March 14 – 21 is Brain Awareness Week
What’s the key to keeping your mind sharp and your brain healthy as you grow older? Online puzzles? Nutritional supplements? Mall walking? Pickle-ball tournaments?
The truth is, there’s no single “miracle cure” for memory problems or other brain changes that come with aging. But there is cause for optimism. Science points to a combination of social factors and healthy habits that—taken together—can help you build, preserve, and protect your brain’s function over time.

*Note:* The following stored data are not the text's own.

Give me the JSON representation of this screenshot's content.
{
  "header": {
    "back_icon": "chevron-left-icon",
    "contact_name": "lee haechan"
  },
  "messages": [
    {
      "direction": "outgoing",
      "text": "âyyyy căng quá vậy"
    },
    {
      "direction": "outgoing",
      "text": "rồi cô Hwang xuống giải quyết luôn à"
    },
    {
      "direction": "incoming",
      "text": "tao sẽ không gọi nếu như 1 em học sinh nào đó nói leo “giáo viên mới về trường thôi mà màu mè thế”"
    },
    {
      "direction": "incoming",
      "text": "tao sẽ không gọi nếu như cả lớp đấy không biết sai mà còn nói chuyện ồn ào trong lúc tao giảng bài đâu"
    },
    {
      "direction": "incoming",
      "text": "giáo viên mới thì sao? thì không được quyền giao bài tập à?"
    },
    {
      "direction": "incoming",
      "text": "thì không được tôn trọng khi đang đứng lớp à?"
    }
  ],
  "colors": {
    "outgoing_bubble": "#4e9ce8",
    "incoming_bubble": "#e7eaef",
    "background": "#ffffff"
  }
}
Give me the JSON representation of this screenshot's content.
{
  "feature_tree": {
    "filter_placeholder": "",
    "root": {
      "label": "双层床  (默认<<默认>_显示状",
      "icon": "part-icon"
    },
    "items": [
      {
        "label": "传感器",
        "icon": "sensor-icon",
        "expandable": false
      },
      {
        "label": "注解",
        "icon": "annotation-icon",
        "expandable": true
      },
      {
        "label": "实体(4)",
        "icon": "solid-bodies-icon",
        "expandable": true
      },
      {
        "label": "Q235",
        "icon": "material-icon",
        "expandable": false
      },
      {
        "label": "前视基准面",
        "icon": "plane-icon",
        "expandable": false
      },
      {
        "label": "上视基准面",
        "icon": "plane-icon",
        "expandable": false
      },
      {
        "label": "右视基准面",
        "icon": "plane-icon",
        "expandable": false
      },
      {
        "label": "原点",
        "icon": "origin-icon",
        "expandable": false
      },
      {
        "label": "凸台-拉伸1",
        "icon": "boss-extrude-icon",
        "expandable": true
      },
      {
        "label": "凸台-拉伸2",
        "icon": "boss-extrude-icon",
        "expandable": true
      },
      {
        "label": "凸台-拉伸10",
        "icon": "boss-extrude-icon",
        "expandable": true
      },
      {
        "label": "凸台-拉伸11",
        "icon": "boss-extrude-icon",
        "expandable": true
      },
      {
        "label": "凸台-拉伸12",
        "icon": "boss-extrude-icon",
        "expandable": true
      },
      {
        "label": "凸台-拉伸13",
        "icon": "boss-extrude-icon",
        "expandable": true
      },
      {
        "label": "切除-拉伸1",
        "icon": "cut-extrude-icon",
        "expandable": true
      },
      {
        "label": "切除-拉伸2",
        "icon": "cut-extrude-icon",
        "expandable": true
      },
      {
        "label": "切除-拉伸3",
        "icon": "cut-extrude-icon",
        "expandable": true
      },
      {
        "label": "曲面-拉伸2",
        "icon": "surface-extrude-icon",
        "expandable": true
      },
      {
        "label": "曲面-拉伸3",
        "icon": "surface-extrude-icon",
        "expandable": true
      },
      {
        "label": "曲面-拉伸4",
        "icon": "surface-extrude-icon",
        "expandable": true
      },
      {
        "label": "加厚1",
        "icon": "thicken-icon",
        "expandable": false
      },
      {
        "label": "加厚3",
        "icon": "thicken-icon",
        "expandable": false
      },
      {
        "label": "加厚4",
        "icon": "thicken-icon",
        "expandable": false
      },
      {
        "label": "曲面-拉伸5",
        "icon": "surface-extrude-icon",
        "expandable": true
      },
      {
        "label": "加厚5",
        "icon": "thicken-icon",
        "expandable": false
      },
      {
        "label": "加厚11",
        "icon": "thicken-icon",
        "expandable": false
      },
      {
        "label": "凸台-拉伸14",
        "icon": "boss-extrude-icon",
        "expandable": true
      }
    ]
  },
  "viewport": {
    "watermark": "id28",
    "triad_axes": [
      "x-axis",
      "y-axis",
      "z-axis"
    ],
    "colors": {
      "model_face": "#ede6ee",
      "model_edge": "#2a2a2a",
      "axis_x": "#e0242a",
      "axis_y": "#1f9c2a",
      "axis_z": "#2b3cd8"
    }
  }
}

How to maintain brain health
Here are some tips for filling—and not draining—your reservoir of brain power:
- Exercise regularly
- If you smoke, quit
- Take care of your heart
- Avoid a high-sugar diet
- keep your mind stimulated
- Moderate of avoid alcohol
- sleep well
Preventing memory loss
Experts used to think brain development peaked in late adolescence and it was all downhill from there. They believed if a person lost brain cells due to problems like a head injury, stroke, or substance abuse, nothing could be done to restore memory and brain function. Now, thanks to discoveries in neuroscience, we know that the brain can grow new cells and form new neural connections. Like our muscles and other body parts, the brain can rebuild itself through repeated use and exercise.
This is great news for people who intend to live a long time. It means we can prevent memory loss by focusing on mental, physical, and social activities that promote healthy brain development. Even people with Alzheimer’s disease and other dementias can benefit from a healthy lifestyle.